Conclusion: Despite the relatively small size of the HDSS, there was spatial variation in malaria mortality that peaked every May-June. The rapid decline in malaria mortality was associated with bed nets, and finer spatial scale analysis identified additional important variables. Time and spatially targeted control interventions may be helpful, and fine spatial scales should be considered when data are available.

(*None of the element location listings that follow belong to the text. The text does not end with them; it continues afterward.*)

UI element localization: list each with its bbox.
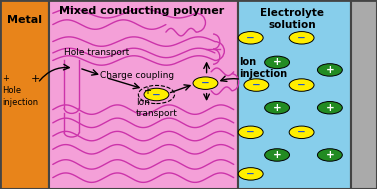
Text: −: − <box>201 78 210 88</box>
Circle shape <box>289 32 314 44</box>
Bar <box>0 0 49 189</box>
Bar <box>351 0 377 189</box>
Text: +: + <box>31 74 40 84</box>
Text: Ion
transport: Ion transport <box>136 98 178 118</box>
Text: −: − <box>152 90 161 99</box>
Text: +: + <box>143 86 151 96</box>
Text: +: + <box>273 57 282 67</box>
Text: −: − <box>246 33 255 43</box>
Circle shape <box>144 88 169 101</box>
Text: +: + <box>325 150 334 160</box>
Bar <box>238 0 351 189</box>
Text: +: + <box>273 103 282 113</box>
Text: −: − <box>297 127 306 137</box>
Circle shape <box>265 149 290 161</box>
Text: Ion
injection: Ion injection <box>239 57 288 79</box>
Text: −: − <box>246 169 255 179</box>
Circle shape <box>317 149 342 161</box>
Bar <box>49 0 238 189</box>
Circle shape <box>289 126 314 139</box>
Circle shape <box>193 77 218 89</box>
Circle shape <box>238 32 263 44</box>
Text: +: + <box>325 103 334 113</box>
Circle shape <box>265 56 290 69</box>
Text: Mixed conducting polymer: Mixed conducting polymer <box>59 6 224 16</box>
Text: +
Hole
injection: + Hole injection <box>2 74 38 107</box>
Text: Metal: Metal <box>7 15 42 25</box>
Text: −: − <box>297 80 306 90</box>
Circle shape <box>265 101 290 114</box>
Text: +: + <box>325 65 334 75</box>
Circle shape <box>244 79 269 91</box>
Circle shape <box>289 79 314 91</box>
Text: Charge coupling: Charge coupling <box>100 71 174 80</box>
Text: −: − <box>252 80 261 90</box>
Text: −: − <box>246 127 255 137</box>
Circle shape <box>317 64 342 76</box>
Circle shape <box>238 168 263 180</box>
Text: +: + <box>273 150 282 160</box>
Text: Hole transport: Hole transport <box>64 48 129 57</box>
Circle shape <box>238 126 263 139</box>
Circle shape <box>317 101 342 114</box>
Text: −: − <box>297 33 306 43</box>
Text: Electrolyte
solution: Electrolyte solution <box>260 8 324 30</box>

背景:疟疾死亡率受多种因素的影响,包括气候和环境因素、干预措施、社会经济地位 (SES) 和卫生系统的使用。在此,我们利用肯尼亚西部健康与人口监测系统(HDSS)的数据,研究了气候和非气候因素在不同空间尺度上对五岁以下儿童疟疾死亡率的共同影响:我们将贝叶斯时空(零膨胀)负二项模型拟合到 2008 年至 2019 年期间在村庄尺度和 HDSS 内卫生设施集水区汇总的月死亡率数据中。一阶自回归时间过程和条件自回归空间过程作为随机效应被纳入其中,以考虑时间和空间变化。遥感气候和环境变量、蚊帐使用情况、社会经济地位、前往医疗机构的旅行时间、距离水体/河流的远近以及海拔高度都被纳入模型,以评估它们与疟疾死亡率的关系:结果:降雨量的增加(死亡率比(MRR)=1.12,95%贝叶斯可信区间(BCI):1.04-1.20)、归一化差异植被指数(MRR=1.16,95%贝叶斯可信区间(BCI):1.06-1.28)、农作物覆盖率(MRR=1.17,95%贝叶斯可信区间(BCI):1.11-1.24)和前往医院的旅行时间(MRR=1.09,95%贝叶斯可信区间(BCI):1.04-1.13)与疟疾死亡率的增加有关。13)与死亡率增加有关,而蚊帐使用率的增加(MRR=0.84,95% BCI:0.70-1.00)、与最近溪流的距离(MRR=0.89,95% BCI:0.83-0.96)、社会经济地位(MRR=0.95,95% BCI:0.91-1.00)和海拔高度(MRR=0.86,95% BCI:0.81-0.90)与死亡率降低有关。如果将数据汇总到医疗机构所在地,则旅行时间和社会经济地位的影响不再显著:尽管人类发展报告系统的规模相对较小,但疟疾死亡率存在空间差异,每年 5-6 月达到高峰。疟疾死亡率的迅速下降与蚊帐有关,更精细的空间尺度分析发现了其他重要变量。以时间和空间为目标的控制干预措施可能会有所帮助,在获得数据时应考虑精细的空间尺度。